On the other hand, when my children were younger, we certainly often took advantage of the “safe” — and cheaper — options offered on a children’s menu (although never in the ethnic restaurants we commonly frequent). It’s just easier all around: the portions are guaranteed to be kid-sized, you don’t have to find an entree that both the child and an adult (or two siblings) will willingly split, and you know the Kid Food will be happily eaten. Other parents obviously like these benefits, too — according to the Times article, another New York restaurant nearly faced a boycott when it opened without a children’s menu.
I suppose the question doesn’t have to be either/or. Like chef Mazovilla, restaurants could still offer cheaper and smaller entrees for kids without resorting to the usual array of Kid Food. And I’ve noticed that the Jason’s Deli chain, although still offering hot dogs, mac-n-cheese and the rest, has a least improved its children’s menu (scroll down to locate it) by offering such sides as apple slices, carrot sticks and fresh fruit, and more healthful entrees like a kid’s salad bar and a turkey sandwich in a whole wheat wrap.

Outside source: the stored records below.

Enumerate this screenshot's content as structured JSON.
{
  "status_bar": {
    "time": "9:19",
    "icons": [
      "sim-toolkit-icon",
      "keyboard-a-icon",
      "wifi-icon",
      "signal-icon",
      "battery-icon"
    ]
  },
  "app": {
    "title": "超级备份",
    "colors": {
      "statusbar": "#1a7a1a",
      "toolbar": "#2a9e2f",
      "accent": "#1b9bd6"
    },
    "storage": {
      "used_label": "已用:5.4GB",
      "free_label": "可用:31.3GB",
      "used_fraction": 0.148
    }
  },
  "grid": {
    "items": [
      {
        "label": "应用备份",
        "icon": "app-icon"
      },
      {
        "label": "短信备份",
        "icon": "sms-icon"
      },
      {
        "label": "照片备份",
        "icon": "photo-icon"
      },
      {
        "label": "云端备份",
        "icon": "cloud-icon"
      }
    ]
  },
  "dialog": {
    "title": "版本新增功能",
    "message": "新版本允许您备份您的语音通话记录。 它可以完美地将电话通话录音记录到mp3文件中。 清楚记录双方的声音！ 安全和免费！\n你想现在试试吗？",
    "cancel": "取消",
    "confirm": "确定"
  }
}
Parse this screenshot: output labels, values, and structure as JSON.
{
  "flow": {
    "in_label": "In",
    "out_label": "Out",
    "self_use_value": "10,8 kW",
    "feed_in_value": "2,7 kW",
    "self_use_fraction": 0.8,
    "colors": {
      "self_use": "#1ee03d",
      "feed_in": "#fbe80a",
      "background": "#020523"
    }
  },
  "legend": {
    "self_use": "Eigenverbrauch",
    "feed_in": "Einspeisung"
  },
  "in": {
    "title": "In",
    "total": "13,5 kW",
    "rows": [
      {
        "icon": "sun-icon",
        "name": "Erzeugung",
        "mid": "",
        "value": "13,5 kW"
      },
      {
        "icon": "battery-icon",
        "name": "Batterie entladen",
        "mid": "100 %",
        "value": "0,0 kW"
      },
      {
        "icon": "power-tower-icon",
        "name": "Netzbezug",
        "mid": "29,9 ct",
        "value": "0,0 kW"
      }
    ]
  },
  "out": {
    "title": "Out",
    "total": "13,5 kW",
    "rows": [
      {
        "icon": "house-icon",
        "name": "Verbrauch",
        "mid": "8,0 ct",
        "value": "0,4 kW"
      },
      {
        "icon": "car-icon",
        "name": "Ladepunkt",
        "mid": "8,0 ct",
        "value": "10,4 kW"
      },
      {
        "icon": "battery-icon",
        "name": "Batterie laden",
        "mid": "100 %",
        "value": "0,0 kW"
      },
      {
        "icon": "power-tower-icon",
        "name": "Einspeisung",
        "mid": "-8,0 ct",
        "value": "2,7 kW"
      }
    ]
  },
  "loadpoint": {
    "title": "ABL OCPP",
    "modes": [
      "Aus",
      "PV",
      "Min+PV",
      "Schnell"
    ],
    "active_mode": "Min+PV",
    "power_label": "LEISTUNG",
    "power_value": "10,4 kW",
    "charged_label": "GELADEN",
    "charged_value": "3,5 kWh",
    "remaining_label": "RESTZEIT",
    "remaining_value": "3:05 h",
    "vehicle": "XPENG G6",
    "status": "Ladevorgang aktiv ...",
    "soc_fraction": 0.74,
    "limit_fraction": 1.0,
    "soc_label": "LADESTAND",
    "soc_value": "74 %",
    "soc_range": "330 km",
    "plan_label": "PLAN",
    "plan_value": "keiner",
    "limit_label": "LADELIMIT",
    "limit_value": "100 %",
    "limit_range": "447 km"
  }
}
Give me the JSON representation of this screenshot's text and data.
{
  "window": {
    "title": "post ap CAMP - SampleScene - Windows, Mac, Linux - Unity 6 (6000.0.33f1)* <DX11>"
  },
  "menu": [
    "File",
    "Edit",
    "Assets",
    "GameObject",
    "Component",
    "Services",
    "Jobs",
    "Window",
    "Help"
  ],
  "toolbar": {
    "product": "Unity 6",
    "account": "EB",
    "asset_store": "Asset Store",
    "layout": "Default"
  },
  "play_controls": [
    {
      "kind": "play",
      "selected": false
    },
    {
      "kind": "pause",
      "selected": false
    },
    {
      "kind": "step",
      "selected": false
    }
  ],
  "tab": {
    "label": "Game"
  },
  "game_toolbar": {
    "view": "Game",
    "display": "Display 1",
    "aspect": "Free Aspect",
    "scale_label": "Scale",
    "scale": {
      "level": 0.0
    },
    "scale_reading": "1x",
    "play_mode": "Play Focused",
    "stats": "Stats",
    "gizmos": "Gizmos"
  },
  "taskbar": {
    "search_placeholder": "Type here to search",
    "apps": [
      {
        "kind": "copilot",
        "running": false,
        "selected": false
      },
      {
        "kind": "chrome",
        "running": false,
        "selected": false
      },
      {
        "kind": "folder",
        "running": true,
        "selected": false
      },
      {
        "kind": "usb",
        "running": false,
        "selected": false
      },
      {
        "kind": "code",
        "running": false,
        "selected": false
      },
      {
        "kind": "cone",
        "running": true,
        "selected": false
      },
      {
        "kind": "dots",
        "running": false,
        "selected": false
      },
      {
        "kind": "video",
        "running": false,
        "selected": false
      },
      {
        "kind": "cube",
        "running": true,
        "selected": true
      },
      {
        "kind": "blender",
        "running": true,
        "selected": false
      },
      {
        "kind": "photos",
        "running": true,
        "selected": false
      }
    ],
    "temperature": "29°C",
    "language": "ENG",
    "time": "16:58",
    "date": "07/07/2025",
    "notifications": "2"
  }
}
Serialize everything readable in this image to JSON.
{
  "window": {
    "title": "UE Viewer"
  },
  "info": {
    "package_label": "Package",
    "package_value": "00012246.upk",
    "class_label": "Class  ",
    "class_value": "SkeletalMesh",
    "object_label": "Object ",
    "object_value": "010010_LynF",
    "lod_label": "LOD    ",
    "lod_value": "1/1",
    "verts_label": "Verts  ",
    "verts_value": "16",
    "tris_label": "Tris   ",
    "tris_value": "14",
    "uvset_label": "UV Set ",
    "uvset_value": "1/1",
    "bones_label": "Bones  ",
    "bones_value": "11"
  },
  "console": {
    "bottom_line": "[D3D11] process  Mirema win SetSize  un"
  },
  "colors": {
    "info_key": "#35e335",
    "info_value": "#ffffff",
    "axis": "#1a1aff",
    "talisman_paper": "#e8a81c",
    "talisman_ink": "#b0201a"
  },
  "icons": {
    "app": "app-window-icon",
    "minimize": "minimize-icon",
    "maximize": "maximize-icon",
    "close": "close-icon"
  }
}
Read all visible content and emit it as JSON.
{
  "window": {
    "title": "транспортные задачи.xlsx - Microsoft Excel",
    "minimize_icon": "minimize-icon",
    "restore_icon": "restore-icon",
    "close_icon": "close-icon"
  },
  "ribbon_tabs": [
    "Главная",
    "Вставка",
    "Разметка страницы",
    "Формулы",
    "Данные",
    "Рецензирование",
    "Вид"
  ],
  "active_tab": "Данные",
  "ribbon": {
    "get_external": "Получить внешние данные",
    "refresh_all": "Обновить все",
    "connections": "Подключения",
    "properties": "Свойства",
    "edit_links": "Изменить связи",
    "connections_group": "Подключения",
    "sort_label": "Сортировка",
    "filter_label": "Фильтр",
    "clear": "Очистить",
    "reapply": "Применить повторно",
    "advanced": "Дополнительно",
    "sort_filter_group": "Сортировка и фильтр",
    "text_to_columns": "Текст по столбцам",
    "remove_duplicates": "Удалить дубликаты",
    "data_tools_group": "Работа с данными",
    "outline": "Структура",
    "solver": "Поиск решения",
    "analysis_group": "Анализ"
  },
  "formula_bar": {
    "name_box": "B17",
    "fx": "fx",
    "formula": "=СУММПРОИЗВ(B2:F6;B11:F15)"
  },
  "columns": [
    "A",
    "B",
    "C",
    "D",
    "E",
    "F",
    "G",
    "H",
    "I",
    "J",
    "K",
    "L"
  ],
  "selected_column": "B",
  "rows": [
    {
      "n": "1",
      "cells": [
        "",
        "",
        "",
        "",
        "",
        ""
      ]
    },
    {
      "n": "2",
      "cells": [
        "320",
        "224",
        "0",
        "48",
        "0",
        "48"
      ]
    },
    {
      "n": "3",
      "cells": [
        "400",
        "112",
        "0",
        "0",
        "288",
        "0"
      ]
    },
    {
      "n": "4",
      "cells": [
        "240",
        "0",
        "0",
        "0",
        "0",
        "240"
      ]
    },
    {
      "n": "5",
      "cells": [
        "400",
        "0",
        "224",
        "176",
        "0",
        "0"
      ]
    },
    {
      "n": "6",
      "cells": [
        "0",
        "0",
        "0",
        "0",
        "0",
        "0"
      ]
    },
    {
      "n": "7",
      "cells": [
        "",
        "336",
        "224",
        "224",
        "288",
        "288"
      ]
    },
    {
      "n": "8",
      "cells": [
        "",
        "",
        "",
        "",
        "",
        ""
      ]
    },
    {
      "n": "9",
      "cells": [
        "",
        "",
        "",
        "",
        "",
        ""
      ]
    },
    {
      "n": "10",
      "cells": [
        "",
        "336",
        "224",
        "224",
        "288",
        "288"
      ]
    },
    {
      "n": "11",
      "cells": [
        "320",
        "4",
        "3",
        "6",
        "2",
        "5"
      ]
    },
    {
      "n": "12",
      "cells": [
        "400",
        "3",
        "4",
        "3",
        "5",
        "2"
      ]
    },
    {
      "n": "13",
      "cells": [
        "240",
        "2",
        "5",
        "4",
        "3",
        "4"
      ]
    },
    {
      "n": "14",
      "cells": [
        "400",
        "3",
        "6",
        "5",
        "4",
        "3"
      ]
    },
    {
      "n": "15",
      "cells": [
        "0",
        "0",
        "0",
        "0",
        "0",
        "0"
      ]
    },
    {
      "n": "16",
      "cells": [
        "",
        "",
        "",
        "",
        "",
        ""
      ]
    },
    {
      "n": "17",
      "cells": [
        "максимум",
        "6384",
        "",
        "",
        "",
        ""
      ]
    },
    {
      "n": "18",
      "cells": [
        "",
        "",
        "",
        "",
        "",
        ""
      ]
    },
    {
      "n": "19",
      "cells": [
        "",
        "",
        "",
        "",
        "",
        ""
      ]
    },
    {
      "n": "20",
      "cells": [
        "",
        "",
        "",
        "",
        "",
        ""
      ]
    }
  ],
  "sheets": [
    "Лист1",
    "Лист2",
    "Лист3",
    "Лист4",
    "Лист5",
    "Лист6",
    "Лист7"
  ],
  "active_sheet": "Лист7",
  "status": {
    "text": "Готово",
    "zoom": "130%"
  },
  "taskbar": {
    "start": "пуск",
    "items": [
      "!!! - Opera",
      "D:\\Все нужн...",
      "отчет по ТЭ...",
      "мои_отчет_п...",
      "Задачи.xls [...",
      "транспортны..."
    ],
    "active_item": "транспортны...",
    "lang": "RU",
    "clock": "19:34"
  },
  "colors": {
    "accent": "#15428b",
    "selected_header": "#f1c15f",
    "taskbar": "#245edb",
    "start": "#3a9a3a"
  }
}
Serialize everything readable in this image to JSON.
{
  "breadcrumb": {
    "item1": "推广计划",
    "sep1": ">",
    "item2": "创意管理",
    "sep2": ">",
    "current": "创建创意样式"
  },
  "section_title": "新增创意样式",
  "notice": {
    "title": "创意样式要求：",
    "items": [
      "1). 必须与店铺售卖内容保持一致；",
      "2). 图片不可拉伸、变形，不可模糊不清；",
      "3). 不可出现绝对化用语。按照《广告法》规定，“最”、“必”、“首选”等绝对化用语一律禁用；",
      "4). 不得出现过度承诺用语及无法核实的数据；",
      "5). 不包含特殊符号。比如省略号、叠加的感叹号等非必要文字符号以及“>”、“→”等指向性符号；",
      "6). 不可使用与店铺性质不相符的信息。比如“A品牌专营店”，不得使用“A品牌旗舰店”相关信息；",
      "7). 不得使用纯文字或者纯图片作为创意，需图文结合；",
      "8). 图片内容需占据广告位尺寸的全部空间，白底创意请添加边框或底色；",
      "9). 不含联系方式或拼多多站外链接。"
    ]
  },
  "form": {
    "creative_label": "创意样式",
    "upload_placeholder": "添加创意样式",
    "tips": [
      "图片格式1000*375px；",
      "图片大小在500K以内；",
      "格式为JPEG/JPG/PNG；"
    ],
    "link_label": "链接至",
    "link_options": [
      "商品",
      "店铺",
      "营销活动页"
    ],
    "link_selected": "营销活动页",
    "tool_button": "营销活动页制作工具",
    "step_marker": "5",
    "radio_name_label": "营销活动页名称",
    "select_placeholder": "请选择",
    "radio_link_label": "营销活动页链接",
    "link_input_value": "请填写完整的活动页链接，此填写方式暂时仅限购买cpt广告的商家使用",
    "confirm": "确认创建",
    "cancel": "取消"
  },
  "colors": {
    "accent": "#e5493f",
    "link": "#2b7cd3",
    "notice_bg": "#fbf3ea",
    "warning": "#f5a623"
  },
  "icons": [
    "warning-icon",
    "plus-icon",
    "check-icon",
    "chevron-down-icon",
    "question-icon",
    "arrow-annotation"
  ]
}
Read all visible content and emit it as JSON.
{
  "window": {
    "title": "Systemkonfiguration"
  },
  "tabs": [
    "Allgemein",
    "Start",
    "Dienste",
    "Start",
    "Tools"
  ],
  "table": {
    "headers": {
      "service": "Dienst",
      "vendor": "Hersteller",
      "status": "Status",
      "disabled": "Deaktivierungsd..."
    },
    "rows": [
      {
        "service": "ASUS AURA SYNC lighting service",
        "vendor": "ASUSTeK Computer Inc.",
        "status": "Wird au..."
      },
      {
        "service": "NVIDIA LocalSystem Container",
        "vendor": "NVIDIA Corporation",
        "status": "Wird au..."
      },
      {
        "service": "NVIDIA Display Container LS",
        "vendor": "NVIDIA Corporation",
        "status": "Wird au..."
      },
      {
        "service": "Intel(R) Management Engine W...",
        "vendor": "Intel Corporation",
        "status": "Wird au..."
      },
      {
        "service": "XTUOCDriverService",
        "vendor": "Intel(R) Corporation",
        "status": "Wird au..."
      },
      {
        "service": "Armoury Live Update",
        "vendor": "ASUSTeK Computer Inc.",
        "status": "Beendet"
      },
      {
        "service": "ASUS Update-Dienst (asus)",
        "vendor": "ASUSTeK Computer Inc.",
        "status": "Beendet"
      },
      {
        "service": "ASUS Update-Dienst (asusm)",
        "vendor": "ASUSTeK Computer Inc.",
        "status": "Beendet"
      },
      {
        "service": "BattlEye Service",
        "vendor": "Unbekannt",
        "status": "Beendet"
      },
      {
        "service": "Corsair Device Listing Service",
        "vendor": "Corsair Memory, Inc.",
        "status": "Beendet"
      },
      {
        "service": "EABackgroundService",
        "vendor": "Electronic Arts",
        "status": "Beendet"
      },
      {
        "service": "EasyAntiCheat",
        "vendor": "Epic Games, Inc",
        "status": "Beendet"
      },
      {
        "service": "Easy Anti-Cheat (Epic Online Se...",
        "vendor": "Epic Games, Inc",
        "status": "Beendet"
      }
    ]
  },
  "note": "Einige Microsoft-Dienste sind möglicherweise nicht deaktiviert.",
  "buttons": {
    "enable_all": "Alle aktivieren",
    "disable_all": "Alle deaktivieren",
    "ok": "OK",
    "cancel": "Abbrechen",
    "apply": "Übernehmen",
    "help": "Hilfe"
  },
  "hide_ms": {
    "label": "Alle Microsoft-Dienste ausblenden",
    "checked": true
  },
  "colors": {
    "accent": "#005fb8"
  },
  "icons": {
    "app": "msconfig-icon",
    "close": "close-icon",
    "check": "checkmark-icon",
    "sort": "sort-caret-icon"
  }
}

So, readers, what do you think? Are children’s menus an absolute necessity for families dining out or are they the end of civilization? Take a second and answer The Lunch Tray’s first ever reader poll!
NotCinderell says
I don’t have a problem with kids’ menus, but I’m alarmed at how they’ve changed. When I was of the age to eat from kids’ menus (in the ’80s) they contained a lot more than just pizza and chicken fingers. These days, even in places where they might make their own fried chicken for grownups, there’ll be breaded chicken nuggets made with mechanically separated meat in freezer bags for the picky children. And what’s with restaurants serving children Kraft Mac & Cheese??? Are there really children out there who will eat nothing but the stuff from a box?
At the two restaurants we frequent where we use the children’s menu (as opposed to just giving the kids food off of our plates), at one we order mac & cheese (made in-house, not Kraft) with a side of canned mandarin oranges, and at the other one we order cheese ravioli with marinara sauce. The last time we were at the latter restaurant, they had their breakfast/lunch buffet up, and they let me snag a small plate of fruit salad for the kids for an extra dollar.
Karen says
We ate at a newish restaurant this weekend where the adult menu bored me to death but the kids’ menu was really interesting. They had little kids and bigger kids. They had sides like caesar salad and roasted asparagus. There was grilled fish!
One daughter had the salmon (swapped the menu’s mashed potatoes for string fries, unfortunately) and the other had (sigh) grilled cheese and fries. But the grilled cheese girl also had a caesar, so somehow I feel ok about it all.